La sospensione di farmaci nefrotossici è considerata fondamentale nel trattamento dei pazienti. In particolare debbono essere sospesi gli antinfiammatori non steroidei.
Si ricorda che nell’AKI è compromessa l’autoregolazione della perfusione renale e pertanto va corretta l’ipotensione con segni di shock mediante infusione di liquidi e, se richiesti, con vasopressori. In genere la PAM va mantenuta a ≥65 mmHg.
Per quanto concerne l’uso della dialisi come mezzo di supporto renale, si ricorda che questa non consente di raggiungere il livello di omeostasi del rene normalmente funzionante. Si sottolinea inoltre che: 1) l’AKI che si verifica in unità di cura intensiva comporta spesso alterazioni di molti organi e può associarsi ad ARDS, edema polmonare ed encefalopatia, 2) l’aumentato catabolismo associato all’AKI e la conseguente necessità di adeguato apporto nutrizionale può fare aumentare la produzione di urea, 3) è spesso difficile limitare l’apporto di liquidi, ad esempio per la necessità di somministrare antibiotici e vasopressori per via venosa e 4) i pazienti in condizioni critiche sono più sensibili a disfunzioni metaboliche, alterazioni dell’equilibrio acido-base e squilibrio elettrolitico. Pertanto in queste eventualità può non essere adeguato un supporto renale.
La conferenza ricorda che i pazienti in condizioni critiche e con AKI si trovano in uno stato catabolico e che la dialisi intermittente comporta una perdita da 6 a 8 g di proteine e aminoacidi al giorno che sale a 10-15 g in condizioni cardiovascolari associate. In queste situazioni si consiglia un apporto di proteine fino a 20 g/kg al giorno.

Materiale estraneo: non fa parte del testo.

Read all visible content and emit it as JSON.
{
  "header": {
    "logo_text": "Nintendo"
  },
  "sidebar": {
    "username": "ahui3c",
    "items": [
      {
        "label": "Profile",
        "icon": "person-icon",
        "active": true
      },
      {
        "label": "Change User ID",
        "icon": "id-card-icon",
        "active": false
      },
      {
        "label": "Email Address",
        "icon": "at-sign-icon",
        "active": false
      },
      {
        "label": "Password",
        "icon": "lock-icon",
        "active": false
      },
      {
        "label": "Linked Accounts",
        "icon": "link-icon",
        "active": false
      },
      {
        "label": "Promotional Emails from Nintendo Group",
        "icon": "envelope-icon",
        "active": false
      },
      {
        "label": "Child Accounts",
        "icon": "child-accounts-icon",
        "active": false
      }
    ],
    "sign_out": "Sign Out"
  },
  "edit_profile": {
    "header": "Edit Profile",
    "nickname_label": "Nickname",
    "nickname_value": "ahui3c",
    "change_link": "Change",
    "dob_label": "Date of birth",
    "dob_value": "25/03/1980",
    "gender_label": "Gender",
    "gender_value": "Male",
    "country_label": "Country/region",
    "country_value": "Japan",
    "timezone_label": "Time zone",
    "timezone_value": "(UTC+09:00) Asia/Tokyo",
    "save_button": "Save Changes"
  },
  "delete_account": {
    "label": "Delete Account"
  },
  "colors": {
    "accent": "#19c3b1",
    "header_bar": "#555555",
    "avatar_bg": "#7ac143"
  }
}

g) Anticoagulazione. I pazienti con insufficienza renale acuta e richiedenti dialisi presentano varie forme di disordini dell’emostasi. Nei pazienti con AKI che si trovano in stato di anticoagulazione per una condizione clinica associata non è consigliata una terapia anticoagulante aggiuntiva. Nei pazienti che si trovano a rischio di emorragia si consiglia una terapia sostitutiva renale continua senza anticoagulazione. In quelli a rischio emorragico e senza insufficienza epatica nei quali è necessaria anticoagulazione è consigliabile un’anticoagulazione regionale con citrato; in questi casi è necessario uno stretto monitoraggio metabolico. Nei pazienti con un moderato rischio emorragico, quando sono presenti frequenti coaguli nei filtrati, si consiglia eparina non frazionata o eparina a basso peso molecolare. Nei pazienti con trombocitopenia indotta da eparina è consigliato orgatroban.

10) Dialisi intermittente nei pazienti con AKI. È consigliato l’uso di dializzato con concentrazione di ≥145 mmol/L e temperatura tra 35 e 37 °C. Nei pazienti con instabilità emodinamica si consiglia di iniziare con dialisi intermittente, senza ultrafiltrazione, regolandola secondo la risposta emodinamica. Si consiglia il raggiungimento di uno stato isovolemico con infusione di liquidi. In questi pazienti emodinamicamente instabili si consiglia di ridurre l’ultrafiltrazione e un aumento della durata delle sessioni. Non è consigliato l’uso di dializzato tamponato con acetato nella dialisi intermittente.

11) La terapia sostitutiva renale nei pazienti con AKI.
Nei pazienti in condizioni critiche è consigliato l’inizio di questa terapia prima che si manifestino gravi anomalie metaboliche o altri gravi eventi. In caso di dialisi intermittente o di dialisi prolungata a bassa efficienza si consigliano clearance uguali a quelle richieste nell’insufficienza renale cronica. Nella terapia sostitutiva renale continua la clearance consigliata dei soluti di piccolo peso molecolare è di 20 mL/kg/ora. La terapia sostitutiva renale continua può essere presa in considerazione nei pazienti con edema cerebrale, grave instabilità emodinamica, persistente acidosi e necessità di rimuovere grandi quantità di liquidi. Nei pazienti con sepsi o shock settico, ma senza insufficienza renale, è consigliata l’emofiltrazione di elevati volumi.